No dia seguinte, lá estava eu, de camisa vermelha (pensei no lenço vermelho), tremendo feito o moleque que eu era, pronto para a apresentação. Você estava no fundo da sala, ao lado de alguém que eu obviamente não conhecia. Aliás, eu também não conhecia você, mas intuí pelo seu jeito atento quando foi a minha vez de subir no tablado. Comecei dizendo: "Escolhi como tema da minha aula a Revolução de 64". Fiz uma pausa e emendei: "Que na verdade foi um golpe perpetrado pelas forças do imperialismo norte americano em conluio com os empresários e forças armada".
Não esqueço (ou imagino, depois desse tempo todo) o sorriso que você deu e o comentário que você fez com o sujeito ao lado (era o diretor da escola). Depois, você se aproximou, apresentou-se e disse: "Você passou".
Nossa história comum começava naquele dia.

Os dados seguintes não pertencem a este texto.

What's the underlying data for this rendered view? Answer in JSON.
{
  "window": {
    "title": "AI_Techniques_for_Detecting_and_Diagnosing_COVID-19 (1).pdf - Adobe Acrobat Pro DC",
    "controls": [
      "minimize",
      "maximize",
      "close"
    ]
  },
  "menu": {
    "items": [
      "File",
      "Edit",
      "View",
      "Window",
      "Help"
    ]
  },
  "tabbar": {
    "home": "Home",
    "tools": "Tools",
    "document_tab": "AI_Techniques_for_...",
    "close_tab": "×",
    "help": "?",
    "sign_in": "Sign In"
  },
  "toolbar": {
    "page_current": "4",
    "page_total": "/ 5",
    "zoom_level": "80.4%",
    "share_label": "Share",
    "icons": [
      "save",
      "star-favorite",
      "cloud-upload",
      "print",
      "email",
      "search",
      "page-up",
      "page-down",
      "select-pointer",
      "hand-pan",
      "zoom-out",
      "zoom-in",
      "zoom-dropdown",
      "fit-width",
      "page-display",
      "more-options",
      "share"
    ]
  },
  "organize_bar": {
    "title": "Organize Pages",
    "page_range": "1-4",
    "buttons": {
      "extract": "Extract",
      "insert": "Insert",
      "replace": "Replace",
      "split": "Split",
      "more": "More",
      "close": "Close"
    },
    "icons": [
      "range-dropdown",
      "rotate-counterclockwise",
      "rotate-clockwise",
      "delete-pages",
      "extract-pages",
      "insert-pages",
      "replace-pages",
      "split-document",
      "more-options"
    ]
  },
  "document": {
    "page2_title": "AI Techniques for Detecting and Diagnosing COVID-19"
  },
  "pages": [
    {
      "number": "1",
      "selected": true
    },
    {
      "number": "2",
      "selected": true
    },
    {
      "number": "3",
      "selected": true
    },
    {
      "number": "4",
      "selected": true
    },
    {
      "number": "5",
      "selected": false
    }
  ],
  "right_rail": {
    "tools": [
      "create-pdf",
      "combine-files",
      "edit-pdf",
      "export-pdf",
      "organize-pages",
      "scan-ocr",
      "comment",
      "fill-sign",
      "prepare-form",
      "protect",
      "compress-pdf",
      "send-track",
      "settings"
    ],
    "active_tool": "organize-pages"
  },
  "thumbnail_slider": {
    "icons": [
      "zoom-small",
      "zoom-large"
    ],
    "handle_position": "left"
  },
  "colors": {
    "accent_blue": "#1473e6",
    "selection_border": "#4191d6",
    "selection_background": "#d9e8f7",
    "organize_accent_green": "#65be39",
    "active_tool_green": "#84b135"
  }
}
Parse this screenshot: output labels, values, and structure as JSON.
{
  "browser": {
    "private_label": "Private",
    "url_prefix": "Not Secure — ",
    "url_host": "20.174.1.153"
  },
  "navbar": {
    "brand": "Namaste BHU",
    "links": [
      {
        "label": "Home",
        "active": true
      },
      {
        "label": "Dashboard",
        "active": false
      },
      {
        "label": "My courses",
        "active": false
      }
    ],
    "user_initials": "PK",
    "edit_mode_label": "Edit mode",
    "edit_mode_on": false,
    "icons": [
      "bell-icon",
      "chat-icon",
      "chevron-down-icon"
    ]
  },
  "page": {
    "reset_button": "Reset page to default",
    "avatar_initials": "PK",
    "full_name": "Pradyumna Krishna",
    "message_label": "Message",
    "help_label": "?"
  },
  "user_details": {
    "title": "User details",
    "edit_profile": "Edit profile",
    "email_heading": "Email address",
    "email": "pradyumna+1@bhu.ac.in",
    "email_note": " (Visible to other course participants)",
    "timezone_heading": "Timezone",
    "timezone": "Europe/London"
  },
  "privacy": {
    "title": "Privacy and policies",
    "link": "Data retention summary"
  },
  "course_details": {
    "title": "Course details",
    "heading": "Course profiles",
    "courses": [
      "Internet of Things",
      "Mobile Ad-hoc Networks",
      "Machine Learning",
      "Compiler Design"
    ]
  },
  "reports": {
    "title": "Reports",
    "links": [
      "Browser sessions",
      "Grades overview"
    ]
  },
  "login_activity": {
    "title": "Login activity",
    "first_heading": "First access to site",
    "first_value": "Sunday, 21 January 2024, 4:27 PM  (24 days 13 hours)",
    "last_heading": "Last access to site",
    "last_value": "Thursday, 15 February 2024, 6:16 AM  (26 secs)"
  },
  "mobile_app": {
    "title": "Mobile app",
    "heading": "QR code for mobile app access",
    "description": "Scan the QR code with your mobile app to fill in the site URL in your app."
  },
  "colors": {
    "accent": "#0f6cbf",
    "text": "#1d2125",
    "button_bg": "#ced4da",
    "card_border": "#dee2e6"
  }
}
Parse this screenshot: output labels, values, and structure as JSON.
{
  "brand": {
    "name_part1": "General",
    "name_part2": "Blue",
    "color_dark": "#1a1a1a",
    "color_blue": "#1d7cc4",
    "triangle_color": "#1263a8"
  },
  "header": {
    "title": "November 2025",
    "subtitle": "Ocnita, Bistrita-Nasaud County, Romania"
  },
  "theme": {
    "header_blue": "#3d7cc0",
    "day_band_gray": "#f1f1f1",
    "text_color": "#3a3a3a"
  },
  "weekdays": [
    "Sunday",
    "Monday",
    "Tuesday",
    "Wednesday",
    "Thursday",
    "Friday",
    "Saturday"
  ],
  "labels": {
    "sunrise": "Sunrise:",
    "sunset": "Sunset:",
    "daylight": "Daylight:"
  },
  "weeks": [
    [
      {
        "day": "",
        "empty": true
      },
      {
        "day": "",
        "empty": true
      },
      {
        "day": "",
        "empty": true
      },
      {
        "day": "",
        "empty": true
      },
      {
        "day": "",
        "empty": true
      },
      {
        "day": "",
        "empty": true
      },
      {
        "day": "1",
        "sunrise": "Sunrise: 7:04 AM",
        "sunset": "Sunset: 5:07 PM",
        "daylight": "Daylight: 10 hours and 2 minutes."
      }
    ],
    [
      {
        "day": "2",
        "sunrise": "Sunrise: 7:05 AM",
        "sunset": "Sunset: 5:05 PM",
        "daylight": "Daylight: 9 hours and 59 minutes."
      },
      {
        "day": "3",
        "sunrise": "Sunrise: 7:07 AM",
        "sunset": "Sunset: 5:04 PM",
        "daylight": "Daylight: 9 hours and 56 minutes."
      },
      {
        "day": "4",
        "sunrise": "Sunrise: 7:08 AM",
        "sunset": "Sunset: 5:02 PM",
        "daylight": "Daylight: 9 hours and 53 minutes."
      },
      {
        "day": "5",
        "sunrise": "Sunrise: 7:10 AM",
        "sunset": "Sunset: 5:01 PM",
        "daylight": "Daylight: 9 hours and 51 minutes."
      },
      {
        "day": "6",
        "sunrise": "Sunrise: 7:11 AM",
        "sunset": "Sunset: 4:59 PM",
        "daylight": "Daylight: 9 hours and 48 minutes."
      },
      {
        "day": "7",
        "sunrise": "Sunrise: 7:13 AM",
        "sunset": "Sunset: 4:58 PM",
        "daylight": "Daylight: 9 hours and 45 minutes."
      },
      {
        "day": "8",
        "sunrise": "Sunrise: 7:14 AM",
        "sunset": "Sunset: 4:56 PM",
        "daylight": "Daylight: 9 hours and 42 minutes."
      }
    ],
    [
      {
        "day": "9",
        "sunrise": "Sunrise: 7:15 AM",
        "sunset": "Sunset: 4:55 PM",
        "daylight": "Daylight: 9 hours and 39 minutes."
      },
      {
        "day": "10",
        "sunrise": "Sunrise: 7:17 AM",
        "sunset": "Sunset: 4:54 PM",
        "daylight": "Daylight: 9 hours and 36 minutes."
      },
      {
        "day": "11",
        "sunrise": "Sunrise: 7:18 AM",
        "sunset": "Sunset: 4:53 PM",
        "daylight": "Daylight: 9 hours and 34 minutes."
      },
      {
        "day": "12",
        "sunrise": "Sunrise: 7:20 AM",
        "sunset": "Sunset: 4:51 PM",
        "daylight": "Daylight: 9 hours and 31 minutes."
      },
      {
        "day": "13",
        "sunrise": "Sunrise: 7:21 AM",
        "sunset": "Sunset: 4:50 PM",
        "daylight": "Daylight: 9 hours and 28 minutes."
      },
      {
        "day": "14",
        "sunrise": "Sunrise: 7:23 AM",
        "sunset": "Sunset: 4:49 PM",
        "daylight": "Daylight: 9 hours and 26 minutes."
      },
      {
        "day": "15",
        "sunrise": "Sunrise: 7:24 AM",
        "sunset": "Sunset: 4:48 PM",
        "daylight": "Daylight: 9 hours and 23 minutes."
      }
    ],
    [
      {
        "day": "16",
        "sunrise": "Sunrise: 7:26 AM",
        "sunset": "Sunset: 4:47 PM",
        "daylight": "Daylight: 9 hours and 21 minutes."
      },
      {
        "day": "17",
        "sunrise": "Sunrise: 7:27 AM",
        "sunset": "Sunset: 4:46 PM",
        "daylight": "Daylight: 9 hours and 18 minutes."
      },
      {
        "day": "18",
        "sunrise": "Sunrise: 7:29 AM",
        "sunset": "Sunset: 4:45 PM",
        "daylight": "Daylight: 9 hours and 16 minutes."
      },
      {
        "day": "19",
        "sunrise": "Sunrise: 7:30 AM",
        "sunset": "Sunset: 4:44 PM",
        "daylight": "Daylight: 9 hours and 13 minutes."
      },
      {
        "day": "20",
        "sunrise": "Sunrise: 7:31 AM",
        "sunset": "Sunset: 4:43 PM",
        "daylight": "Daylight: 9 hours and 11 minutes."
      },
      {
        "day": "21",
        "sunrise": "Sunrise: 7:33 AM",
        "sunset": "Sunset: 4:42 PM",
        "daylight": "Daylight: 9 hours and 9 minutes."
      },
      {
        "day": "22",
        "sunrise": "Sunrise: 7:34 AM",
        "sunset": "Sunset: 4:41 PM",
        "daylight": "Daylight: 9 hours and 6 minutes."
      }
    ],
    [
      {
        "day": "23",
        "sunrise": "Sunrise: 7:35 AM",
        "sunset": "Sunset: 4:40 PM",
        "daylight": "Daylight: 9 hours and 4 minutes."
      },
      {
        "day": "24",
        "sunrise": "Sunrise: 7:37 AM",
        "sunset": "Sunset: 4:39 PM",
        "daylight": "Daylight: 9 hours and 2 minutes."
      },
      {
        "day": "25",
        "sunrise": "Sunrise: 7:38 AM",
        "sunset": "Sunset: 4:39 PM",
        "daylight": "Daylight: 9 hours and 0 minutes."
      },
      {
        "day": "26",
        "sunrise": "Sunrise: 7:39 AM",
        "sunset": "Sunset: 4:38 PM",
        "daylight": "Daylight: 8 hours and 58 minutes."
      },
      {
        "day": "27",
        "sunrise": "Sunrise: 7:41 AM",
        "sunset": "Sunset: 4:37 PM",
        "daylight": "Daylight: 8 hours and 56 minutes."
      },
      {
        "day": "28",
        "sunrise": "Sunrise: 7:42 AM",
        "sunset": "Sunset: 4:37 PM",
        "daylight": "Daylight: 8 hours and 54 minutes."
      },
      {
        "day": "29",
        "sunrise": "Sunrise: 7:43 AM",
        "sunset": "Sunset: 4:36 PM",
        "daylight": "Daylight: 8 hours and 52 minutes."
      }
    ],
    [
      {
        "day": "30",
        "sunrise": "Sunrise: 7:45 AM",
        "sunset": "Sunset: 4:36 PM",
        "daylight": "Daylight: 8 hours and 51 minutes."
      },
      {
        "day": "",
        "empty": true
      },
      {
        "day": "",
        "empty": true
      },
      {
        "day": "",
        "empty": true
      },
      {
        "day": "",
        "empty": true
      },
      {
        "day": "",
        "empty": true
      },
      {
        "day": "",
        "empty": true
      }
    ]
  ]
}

Fiquei com as turmas do primeiro ano, lembra? História da República brasileira. Que oportunidade poder contar, com calma, a História desse período para aqueles meninos de 15, 16 anos, naquele momento tão importante do nosso país.
Que ano foi aquele, meu caro amigo! A eleição de Tancredo, depois da frustração com a derrota da emenda das Diretas Já, era o prêmio de consolação que aceitamos e comemoramos. Afinal, tratava-se da volta de um governo civil após 21 anos da ditadura e da incompetência militar. Mas nada seria fácil, como nada foi fácil ao longo desses 40 anos, não é, caro amigo?
Vieram a doença e a morte de Tancredo, e veio o longuíssimo governo de Sarney. Mas isso é assunto pra outra carta. Termino esse breve relato com outra lembrança, sobre o anúncio da morte de Tancredo. Era um domingo, eu estava na casa da minha namorada, todos tristes, sem vontade de falar nada. Saí de lá e fui para a pensão onde eu morava, sozinho, na Vicente Machado. Ao lado, três rapazes dividiam um quarto e tinham uma televisão. Passei a noite ouvindo a programação necrológica do presidente, os depoimentos, o histórico, as diversas passagens do velho político pelo poder.
Na segunda cedo, fui para o colégio, mas as aulas haviam sido suspensas. Fui então, com a minha moto 125 cilindradas, para a casa de meus pais, lá no bairro do Atuba. Minha mãe estava na cama ainda. Deitei no seu colo e chorei. Foi a última vez que fiz isso. Havia entrado definitivamente na vida adulta, meu querido amigo.